Trata-se de uma análise detalhada do Art. 144 da Constituição Federal.

A Magna Carta em seu artigo 144 estabelece as atribuições dos órgãos de Segurança Pública nos três níveis de governo, notadamente bem distribuídos entre os municípios, os estados, o Distrito Federal e a União.

Assim, todos juntos formam um sistema de segurança pública que, a rigor da palavra, só será sistema se todos aqueles que o formam interagirem entre si em prol de um objetivo comum.

Com efeito, a Carta Política de 1988 inseriu o município como ente federativo também capaz de cuidar da segurança urbana no âmbito da sua atribuição. Cabe então a ele por meio das Guardas Municipais, à luz da Constituição Federal, cuidar estritamente da proteção dos próprios municipais, quais sejam: seus bens, serviços e instalações.

Todavia, urge ressaltar que dar aos municípios tão-somente atribuição para proteger seu patrimônio é subutilizá-los no importante papel no combate à violência, prevenindo ostensivamente pequenos delitos, preservando a incolumidade pública, “policiando” preventiva e ostensivamente em frente às escolas, protegendo os turistas e gerenciando o trânsito, etc.

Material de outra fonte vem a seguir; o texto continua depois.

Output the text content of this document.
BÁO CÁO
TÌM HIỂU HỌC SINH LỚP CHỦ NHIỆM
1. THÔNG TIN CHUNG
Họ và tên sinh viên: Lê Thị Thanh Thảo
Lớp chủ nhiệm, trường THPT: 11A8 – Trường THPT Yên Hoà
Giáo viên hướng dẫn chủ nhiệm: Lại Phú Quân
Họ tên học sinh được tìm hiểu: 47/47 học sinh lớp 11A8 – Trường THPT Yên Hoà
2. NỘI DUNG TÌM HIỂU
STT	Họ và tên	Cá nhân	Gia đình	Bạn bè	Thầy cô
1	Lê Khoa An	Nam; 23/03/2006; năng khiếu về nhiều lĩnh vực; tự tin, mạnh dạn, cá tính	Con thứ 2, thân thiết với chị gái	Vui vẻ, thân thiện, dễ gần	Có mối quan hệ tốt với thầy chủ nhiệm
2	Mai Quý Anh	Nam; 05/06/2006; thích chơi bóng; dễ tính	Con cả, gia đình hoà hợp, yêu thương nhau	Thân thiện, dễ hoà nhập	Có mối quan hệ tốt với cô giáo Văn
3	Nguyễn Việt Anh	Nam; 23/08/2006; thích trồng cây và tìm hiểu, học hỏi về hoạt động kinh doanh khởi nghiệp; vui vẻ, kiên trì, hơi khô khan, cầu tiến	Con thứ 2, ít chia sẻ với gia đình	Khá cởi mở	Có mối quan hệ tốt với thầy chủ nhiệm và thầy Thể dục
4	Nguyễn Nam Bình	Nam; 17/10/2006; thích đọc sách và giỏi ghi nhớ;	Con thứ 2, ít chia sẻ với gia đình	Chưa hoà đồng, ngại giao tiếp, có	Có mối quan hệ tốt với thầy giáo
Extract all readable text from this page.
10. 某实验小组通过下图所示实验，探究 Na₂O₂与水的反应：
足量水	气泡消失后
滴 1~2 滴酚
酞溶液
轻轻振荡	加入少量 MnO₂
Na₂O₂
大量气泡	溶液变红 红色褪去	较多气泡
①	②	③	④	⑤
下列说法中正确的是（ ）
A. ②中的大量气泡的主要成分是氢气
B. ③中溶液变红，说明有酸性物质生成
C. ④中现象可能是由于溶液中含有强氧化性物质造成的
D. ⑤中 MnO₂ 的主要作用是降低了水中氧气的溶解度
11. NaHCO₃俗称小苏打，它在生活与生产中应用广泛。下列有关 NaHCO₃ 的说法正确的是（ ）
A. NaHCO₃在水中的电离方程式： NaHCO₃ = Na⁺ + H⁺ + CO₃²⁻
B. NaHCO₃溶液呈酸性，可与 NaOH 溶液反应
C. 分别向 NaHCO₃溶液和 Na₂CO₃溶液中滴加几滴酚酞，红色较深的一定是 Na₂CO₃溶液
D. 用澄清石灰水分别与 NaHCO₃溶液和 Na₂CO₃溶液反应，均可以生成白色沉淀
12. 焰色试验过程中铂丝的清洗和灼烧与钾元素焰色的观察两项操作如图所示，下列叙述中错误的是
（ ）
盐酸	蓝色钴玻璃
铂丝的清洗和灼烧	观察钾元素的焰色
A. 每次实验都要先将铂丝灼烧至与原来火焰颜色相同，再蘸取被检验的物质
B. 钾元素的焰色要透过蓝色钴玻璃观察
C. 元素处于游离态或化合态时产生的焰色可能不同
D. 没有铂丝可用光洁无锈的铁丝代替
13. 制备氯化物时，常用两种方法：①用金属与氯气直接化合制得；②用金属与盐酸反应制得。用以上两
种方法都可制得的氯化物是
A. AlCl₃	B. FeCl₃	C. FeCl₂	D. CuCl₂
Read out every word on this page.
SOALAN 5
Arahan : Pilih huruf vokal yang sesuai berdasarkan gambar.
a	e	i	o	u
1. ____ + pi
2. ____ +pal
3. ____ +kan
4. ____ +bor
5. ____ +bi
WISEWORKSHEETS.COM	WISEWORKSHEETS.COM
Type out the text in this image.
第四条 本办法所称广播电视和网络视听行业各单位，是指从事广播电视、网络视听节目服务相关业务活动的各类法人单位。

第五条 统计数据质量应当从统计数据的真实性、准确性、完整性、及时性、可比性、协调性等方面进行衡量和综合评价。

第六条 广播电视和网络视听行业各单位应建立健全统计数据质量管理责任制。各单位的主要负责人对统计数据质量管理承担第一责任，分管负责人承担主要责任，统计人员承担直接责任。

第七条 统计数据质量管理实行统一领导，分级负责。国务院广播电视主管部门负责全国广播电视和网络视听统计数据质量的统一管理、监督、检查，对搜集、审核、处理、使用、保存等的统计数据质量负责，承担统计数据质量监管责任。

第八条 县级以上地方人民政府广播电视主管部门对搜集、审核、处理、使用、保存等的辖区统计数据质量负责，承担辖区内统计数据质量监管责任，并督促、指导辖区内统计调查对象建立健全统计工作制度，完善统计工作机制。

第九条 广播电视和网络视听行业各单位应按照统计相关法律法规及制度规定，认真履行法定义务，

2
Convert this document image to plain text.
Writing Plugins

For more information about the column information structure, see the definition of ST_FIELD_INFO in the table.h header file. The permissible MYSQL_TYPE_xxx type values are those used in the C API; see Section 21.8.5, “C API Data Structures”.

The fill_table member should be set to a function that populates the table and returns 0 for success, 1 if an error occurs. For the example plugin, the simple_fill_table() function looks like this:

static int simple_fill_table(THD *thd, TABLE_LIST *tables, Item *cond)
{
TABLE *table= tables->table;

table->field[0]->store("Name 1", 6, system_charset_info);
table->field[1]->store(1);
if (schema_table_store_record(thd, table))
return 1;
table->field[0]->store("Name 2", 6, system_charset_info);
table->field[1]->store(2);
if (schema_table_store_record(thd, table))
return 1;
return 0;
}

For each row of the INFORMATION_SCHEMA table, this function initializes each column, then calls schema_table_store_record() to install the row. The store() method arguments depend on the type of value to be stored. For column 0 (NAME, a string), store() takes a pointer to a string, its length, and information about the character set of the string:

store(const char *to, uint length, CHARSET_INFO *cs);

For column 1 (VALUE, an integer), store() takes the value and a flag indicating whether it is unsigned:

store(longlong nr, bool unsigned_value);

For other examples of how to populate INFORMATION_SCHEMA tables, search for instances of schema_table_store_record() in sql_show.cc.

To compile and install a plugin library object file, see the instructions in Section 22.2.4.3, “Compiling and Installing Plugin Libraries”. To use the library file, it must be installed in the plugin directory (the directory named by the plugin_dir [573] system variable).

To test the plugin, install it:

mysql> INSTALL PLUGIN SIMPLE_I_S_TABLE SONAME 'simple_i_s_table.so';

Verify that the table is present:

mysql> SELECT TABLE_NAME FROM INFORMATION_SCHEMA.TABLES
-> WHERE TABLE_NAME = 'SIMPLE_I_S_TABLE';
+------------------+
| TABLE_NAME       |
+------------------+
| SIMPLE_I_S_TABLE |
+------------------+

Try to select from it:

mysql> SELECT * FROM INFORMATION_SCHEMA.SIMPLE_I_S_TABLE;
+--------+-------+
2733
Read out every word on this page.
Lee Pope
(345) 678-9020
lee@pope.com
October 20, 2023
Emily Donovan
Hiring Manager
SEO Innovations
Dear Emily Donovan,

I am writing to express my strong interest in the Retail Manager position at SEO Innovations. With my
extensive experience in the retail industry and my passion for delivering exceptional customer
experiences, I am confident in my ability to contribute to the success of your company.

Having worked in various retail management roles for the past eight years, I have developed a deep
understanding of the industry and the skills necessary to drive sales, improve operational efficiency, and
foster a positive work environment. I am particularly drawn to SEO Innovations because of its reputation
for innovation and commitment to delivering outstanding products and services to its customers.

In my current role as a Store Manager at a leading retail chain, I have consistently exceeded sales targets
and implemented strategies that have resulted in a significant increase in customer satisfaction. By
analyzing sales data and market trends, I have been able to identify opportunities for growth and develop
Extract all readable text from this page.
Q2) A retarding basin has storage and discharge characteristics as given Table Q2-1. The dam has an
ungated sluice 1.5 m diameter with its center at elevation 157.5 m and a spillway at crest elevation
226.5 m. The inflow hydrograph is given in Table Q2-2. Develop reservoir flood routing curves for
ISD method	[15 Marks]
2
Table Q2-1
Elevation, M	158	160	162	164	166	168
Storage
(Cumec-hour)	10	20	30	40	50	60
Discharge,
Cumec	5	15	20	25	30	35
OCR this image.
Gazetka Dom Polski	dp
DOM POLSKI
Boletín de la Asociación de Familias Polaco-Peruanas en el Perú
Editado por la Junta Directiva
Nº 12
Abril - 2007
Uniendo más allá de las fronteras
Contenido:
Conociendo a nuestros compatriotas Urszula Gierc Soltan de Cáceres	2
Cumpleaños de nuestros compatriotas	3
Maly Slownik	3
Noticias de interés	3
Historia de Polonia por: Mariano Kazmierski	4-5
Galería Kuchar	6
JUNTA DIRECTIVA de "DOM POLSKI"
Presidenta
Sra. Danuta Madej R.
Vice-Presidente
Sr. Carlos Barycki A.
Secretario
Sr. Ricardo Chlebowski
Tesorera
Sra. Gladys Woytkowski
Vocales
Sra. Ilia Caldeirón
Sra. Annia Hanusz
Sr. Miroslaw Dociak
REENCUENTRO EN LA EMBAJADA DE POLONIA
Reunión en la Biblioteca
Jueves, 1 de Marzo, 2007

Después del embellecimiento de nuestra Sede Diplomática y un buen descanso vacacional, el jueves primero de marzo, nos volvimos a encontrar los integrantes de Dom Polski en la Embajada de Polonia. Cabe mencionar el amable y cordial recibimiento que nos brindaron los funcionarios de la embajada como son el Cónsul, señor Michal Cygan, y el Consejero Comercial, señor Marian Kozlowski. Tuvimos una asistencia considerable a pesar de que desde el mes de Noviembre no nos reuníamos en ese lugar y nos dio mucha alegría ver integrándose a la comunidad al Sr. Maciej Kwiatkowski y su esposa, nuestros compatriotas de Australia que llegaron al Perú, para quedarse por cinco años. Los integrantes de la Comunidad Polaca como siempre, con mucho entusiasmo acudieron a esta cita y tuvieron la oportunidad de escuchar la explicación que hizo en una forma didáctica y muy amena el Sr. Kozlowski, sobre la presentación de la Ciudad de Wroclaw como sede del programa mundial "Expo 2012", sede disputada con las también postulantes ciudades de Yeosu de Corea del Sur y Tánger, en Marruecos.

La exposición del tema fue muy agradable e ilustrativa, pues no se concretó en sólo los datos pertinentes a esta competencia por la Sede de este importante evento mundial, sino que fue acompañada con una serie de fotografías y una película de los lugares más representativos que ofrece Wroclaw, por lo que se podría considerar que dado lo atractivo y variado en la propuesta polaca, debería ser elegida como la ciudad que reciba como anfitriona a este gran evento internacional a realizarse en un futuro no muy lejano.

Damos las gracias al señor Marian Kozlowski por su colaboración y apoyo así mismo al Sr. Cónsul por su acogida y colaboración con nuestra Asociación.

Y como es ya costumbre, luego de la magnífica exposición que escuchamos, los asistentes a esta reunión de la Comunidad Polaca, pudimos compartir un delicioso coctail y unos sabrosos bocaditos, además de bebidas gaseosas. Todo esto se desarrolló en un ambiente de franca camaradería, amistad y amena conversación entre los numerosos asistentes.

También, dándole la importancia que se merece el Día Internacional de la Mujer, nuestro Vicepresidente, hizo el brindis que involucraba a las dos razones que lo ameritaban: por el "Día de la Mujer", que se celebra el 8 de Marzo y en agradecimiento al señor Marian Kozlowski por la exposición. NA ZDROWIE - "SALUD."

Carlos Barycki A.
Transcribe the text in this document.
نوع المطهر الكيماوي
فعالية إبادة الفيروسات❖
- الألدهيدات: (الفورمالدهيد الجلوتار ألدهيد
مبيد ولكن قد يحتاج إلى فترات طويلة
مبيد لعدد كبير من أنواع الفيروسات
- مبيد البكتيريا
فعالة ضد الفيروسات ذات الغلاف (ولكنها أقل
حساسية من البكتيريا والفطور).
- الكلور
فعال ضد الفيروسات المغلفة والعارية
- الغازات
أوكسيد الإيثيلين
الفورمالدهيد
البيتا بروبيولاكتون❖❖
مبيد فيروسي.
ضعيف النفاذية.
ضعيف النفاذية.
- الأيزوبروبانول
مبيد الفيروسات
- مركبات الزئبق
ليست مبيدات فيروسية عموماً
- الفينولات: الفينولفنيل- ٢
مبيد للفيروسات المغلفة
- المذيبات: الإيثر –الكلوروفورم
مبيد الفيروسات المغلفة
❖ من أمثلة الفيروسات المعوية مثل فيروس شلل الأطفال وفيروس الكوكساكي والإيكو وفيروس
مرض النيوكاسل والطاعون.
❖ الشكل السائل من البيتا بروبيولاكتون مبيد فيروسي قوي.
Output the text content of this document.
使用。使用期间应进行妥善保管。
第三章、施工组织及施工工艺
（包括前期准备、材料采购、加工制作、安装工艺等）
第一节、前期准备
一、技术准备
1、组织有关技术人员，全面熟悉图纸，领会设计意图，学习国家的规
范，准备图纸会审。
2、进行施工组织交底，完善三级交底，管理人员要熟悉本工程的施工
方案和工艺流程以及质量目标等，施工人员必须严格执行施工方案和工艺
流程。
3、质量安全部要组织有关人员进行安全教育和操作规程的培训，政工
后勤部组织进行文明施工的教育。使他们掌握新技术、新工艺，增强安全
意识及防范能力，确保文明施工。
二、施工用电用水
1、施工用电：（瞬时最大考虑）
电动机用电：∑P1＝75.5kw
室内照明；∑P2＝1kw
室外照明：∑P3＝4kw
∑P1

É um contra-senso dar aos municípios uma atribuição meramente patrimonialista. É fechar os olhos para a realidade funesta do que ocorre nos centros urbanos, cada vez mais inchados e locais de destino dos excluídos onde o próprio Estado falhou no seu papel de prevenção primária da violência e da marginalidade por meio de políticas públicas voltadas para a inclusão social, com programas de educação, esporte, lazer, cultura, trabalho e emprego e geração de renda.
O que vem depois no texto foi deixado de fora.